On the last day of the year, at dawn on a ten-degree morning, a man lies in bed thinking about temps perdu. Just offshore, a loon yodels, announcing itself and its territory as if summer never left.

As usual, the man’s family is celebrating anti-New Year’s Eve in Maine. The drive north on the thirtieth has been made, salmon from Jess’s Market broiled for dinner, a quiet night passed, and now anticipation grows for a morning of reading books and staring at sea smoke on the bay, a walk later to Ash Point, an early dinner at a favorite restaurant from the kids’ childhood, a movie on Netflix, bed by ten. No fireworks, stupid hats, dropping balls, champagne, headaches, waste. No temptation to fiddle while Rome burns or party like there’s no tomorrow. What’s to celebrate? Another year to be claimed as the hottest on record? More consumption ahead? Well, OK, there is that slight temptation to say the hell with the quiet life. Carouse, spend, drive fast, turn up the heat. Bad news can make you reckless.

He turns over and looks out to sea. His inner sybarite fades away. The loon calls again: let’s stay in the north forever.

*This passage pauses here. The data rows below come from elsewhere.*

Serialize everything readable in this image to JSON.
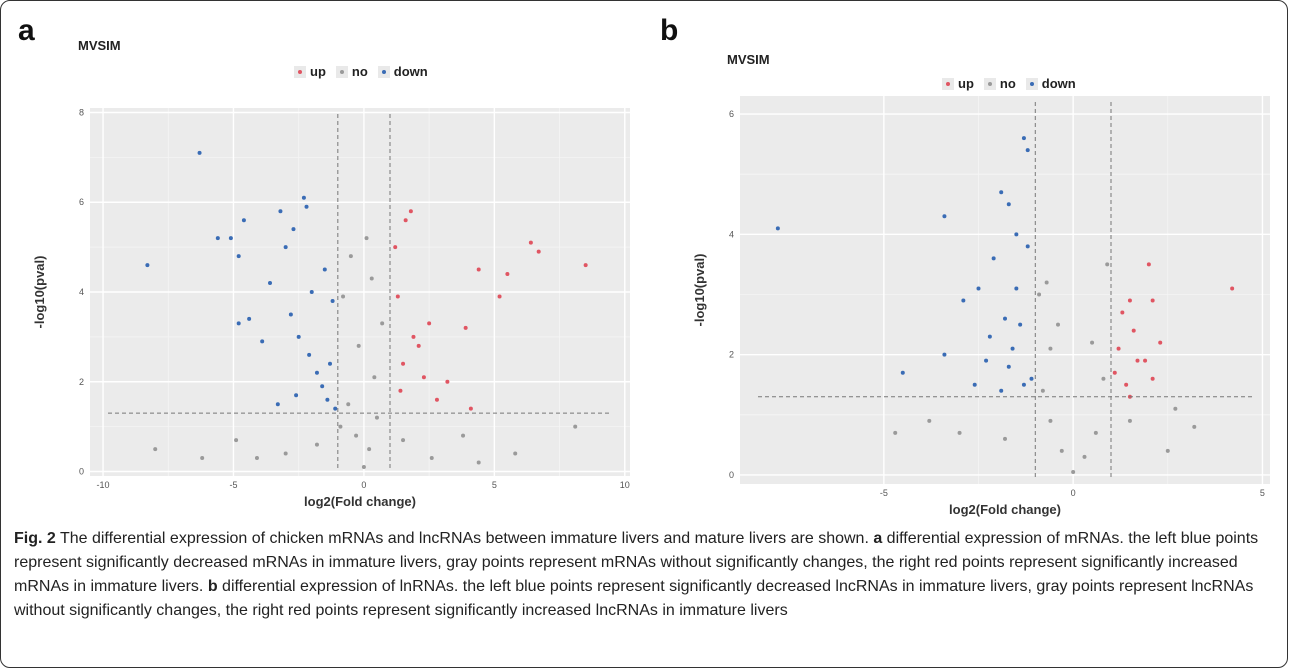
{
  "panel_a": {
    "letter": "a",
    "title": "MVSIM"
  },
  "panel_b": {
    "letter": "b",
    "title": "MVSIM"
  },
  "legend": {
    "up": "up",
    "no": "no",
    "down": "down",
    "colors": {
      "up": "#e05562",
      "no": "#9a9a9a",
      "down": "#3a6cb5"
    }
  },
  "caption": {
    "fig_label": "Fig. 2",
    "intro": " The differential expression of chicken mRNAs and lncRNAs between immature livers and mature livers are shown. ",
    "a_label": "a",
    "a_text": " differential expression of mRNAs. the left blue points represent significantly decreased mRNAs in immature livers, gray points represent mRNAs without significantly changes, the right red points represent significantly increased mRNAs in immature livers. ",
    "b_label": "b",
    "b_text": " differential expression of lnRNAs. the left blue points represent significantly decreased lncRNAs in immature livers, gray points represent lncRNAs without significantly changes, the right red points represent significantly increased lncRNAs in immature livers"
  },
  "chart_data": [
    {
      "type": "scatter",
      "title": "MVSIM",
      "xlabel": "log2(Fold change)",
      "ylabel": "-log10(pval)",
      "xlim": [
        -10.5,
        10.2
      ],
      "ylim": [
        -0.1,
        8.1
      ],
      "xticks": [
        -10,
        -5,
        0,
        5,
        10
      ],
      "yticks": [
        0,
        2,
        4,
        6,
        8
      ],
      "grid": true,
      "legend": "top-center",
      "thresholds": {
        "x": [
          -1,
          1
        ],
        "y": 1.3
      },
      "series": [
        {
          "name": "up",
          "points": [
            [
              6.4,
              5.1
            ],
            [
              8.5,
              4.6
            ],
            [
              6.7,
              4.9
            ],
            [
              5.5,
              4.4
            ],
            [
              5.2,
              3.9
            ],
            [
              4.4,
              4.5
            ],
            [
              1.8,
              5.8
            ],
            [
              1.6,
              5.6
            ],
            [
              1.2,
              5.0
            ],
            [
              3.9,
              3.2
            ],
            [
              2.5,
              3.3
            ],
            [
              2.1,
              2.8
            ],
            [
              1.5,
              2.4
            ],
            [
              3.2,
              2.0
            ],
            [
              2.8,
              1.6
            ],
            [
              4.1,
              1.4
            ],
            [
              1.3,
              3.9
            ],
            [
              1.9,
              3.0
            ],
            [
              2.3,
              2.1
            ],
            [
              1.4,
              1.8
            ]
          ]
        },
        {
          "name": "no",
          "points": [
            [
              0.0,
              0.1
            ],
            [
              0.2,
              0.5
            ],
            [
              -0.3,
              0.8
            ],
            [
              0.5,
              1.2
            ],
            [
              -0.6,
              1.5
            ],
            [
              0.4,
              2.1
            ],
            [
              -0.2,
              2.8
            ],
            [
              0.7,
              3.3
            ],
            [
              -0.8,
              3.9
            ],
            [
              0.3,
              4.3
            ],
            [
              -0.5,
              4.8
            ],
            [
              0.1,
              5.2
            ],
            [
              -0.9,
              1.0
            ],
            [
              1.5,
              0.7
            ],
            [
              -1.8,
              0.6
            ],
            [
              2.6,
              0.3
            ],
            [
              -3.0,
              0.4
            ],
            [
              3.8,
              0.8
            ],
            [
              -4.9,
              0.7
            ],
            [
              5.8,
              0.4
            ],
            [
              -6.2,
              0.3
            ],
            [
              -8.0,
              0.5
            ],
            [
              8.1,
              1.0
            ],
            [
              4.4,
              0.2
            ],
            [
              -4.1,
              0.3
            ]
          ]
        },
        {
          "name": "down",
          "points": [
            [
              -6.3,
              7.1
            ],
            [
              -8.3,
              4.6
            ],
            [
              -5.6,
              5.2
            ],
            [
              -5.1,
              5.2
            ],
            [
              -4.6,
              5.6
            ],
            [
              -4.8,
              4.8
            ],
            [
              -4.8,
              3.3
            ],
            [
              -4.4,
              3.4
            ],
            [
              -3.2,
              5.8
            ],
            [
              -2.3,
              6.1
            ],
            [
              -2.2,
              5.9
            ],
            [
              -2.7,
              5.4
            ],
            [
              -3.0,
              5.0
            ],
            [
              -3.6,
              4.2
            ],
            [
              -2.8,
              3.5
            ],
            [
              -2.5,
              3.0
            ],
            [
              -2.1,
              2.6
            ],
            [
              -1.8,
              2.2
            ],
            [
              -1.6,
              1.9
            ],
            [
              -1.4,
              1.6
            ],
            [
              -3.3,
              1.5
            ],
            [
              -2.6,
              1.7
            ],
            [
              -3.9,
              2.9
            ],
            [
              -1.2,
              3.8
            ],
            [
              -1.5,
              4.5
            ],
            [
              -2.0,
              4.0
            ],
            [
              -1.3,
              2.4
            ],
            [
              -1.1,
              1.4
            ]
          ]
        }
      ]
    },
    {
      "type": "scatter",
      "title": "MVSIM",
      "xlabel": "log2(Fold change)",
      "ylabel": "-log10(pval)",
      "xlim": [
        -8.8,
        5.2
      ],
      "ylim": [
        -0.15,
        6.3
      ],
      "xticks": [
        -5,
        0,
        5
      ],
      "yticks": [
        0,
        2,
        4,
        6
      ],
      "grid": true,
      "legend": "top-center",
      "thresholds": {
        "x": [
          -1,
          1
        ],
        "y": 1.3
      },
      "series": [
        {
          "name": "up",
          "points": [
            [
              4.2,
              3.1
            ],
            [
              2.0,
              3.5
            ],
            [
              2.1,
              2.9
            ],
            [
              1.5,
              2.9
            ],
            [
              2.3,
              2.2
            ],
            [
              1.6,
              2.4
            ],
            [
              1.3,
              2.7
            ],
            [
              1.2,
              2.1
            ],
            [
              1.7,
              1.9
            ],
            [
              2.1,
              1.6
            ],
            [
              1.4,
              1.5
            ],
            [
              1.1,
              1.7
            ],
            [
              1.5,
              1.3
            ],
            [
              1.9,
              1.9
            ]
          ]
        },
        {
          "name": "no",
          "points": [
            [
              0.0,
              0.05
            ],
            [
              0.3,
              0.3
            ],
            [
              -0.3,
              0.4
            ],
            [
              0.6,
              0.7
            ],
            [
              -0.6,
              0.9
            ],
            [
              -0.8,
              1.4
            ],
            [
              0.8,
              1.6
            ],
            [
              -0.6,
              2.1
            ],
            [
              -0.9,
              3.0
            ],
            [
              0.9,
              3.5
            ],
            [
              1.5,
              0.9
            ],
            [
              -1.8,
              0.6
            ],
            [
              2.5,
              0.4
            ],
            [
              -3.0,
              0.7
            ],
            [
              3.2,
              0.8
            ],
            [
              -4.7,
              0.7
            ],
            [
              -3.8,
              0.9
            ],
            [
              2.7,
              1.1
            ],
            [
              -0.4,
              2.5
            ],
            [
              0.5,
              2.2
            ],
            [
              -0.7,
              3.2
            ]
          ]
        },
        {
          "name": "down",
          "points": [
            [
              -7.8,
              4.1
            ],
            [
              -3.4,
              4.3
            ],
            [
              -1.3,
              5.6
            ],
            [
              -1.2,
              5.4
            ],
            [
              -1.9,
              4.7
            ],
            [
              -1.7,
              4.5
            ],
            [
              -2.1,
              3.6
            ],
            [
              -1.5,
              4.0
            ],
            [
              -1.2,
              3.8
            ],
            [
              -2.5,
              3.1
            ],
            [
              -2.9,
              2.9
            ],
            [
              -1.8,
              2.6
            ],
            [
              -1.4,
              2.5
            ],
            [
              -2.2,
              2.3
            ],
            [
              -1.6,
              2.1
            ],
            [
              -3.4,
              2.0
            ],
            [
              -4.5,
              1.7
            ],
            [
              -2.6,
              1.5
            ],
            [
              -1.9,
              1.4
            ],
            [
              -1.3,
              1.5
            ],
            [
              -1.7,
              1.8
            ],
            [
              -1.1,
              1.6
            ],
            [
              -2.3,
              1.9
            ],
            [
              -1.5,
              3.1
            ]
          ]
        }
      ]
    }
  ]
}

When he thinks about loons, he thinks about fragility. A third of the males die in mating season in fights over territory. Once fertile, a mated pair makes a ridiculous nest of grass and twigs on the edge of the shore, in full view of predators. Loons can hardly walk on land, hence the derivation of “loon” from Old English for lummox. Innocently, they eat lead sinkers, mistaking them for gastroliths to aid their digestion. They’ve been thought to be funny, crazy, eerie. Motor-heads in power boats try to run them down. Loons from the lakes of the Midwest and inland Canada sensibly migrate to the Gulf of Mexico for the winter, but the ones from the lakes of Maine are apparently dyslexic and fly to the icy coves of the Gulf of Maine. The Canadian dollar coin is called the loonie not only because the loon is featured on the reverse but because Canadians don’t take themselves too seriously, and the name used to seem vaguely funny, or at least self-deprecating. Now Canada mines tar sands for oil and cuts boreal forests for toilet paper and no loon is laughing.

There’s nothing funny in nature except what humans bring to it. We photograph animals in hats, in laundry baskets, kissing under mistletoe, doing the things we wish we could, as if we were innocent of the burden of time. In nature time merely passes. Humans are the only animals that squander it.

Are we squandering it? The man puts a human trait to work, his memory. A few months before, he and his wife and daughter and her boyfriend canoed a lake in central Maine on a late September day. The lake had a camp and nothing else on its shores but trees and rocks. Mt. Katahdin filled the view to the north. The day was bright and warm, promising a clear, cool evening. A loon surfaced close to the canoes, sleek, graceful, painted black and white in patterns like Vermeer’s, perfectly within its element. It started calling. Its wail was the classic one so familiar on pure northern lakes, signaling its location for a mate, haunting like a conscience. The call reverberated around the lake shore and in the hearts and bones of the humans.

Lying in bed, looking out on the cold bay, the man knows that is the way time should be felt: in the sun-bound rhythms of the day, in the deep-seated magic of the seasons. People and their crafts are of no account at that moment on the lake. He wonders if the loon cry could be the song at the new year, the auld lang syne, his meme of lost time. Isn’t this how all of our passages should be reckoned?

Silly man: a bird’s cry will never replace noisemakers, or chain saws. Now who’s the crazy one?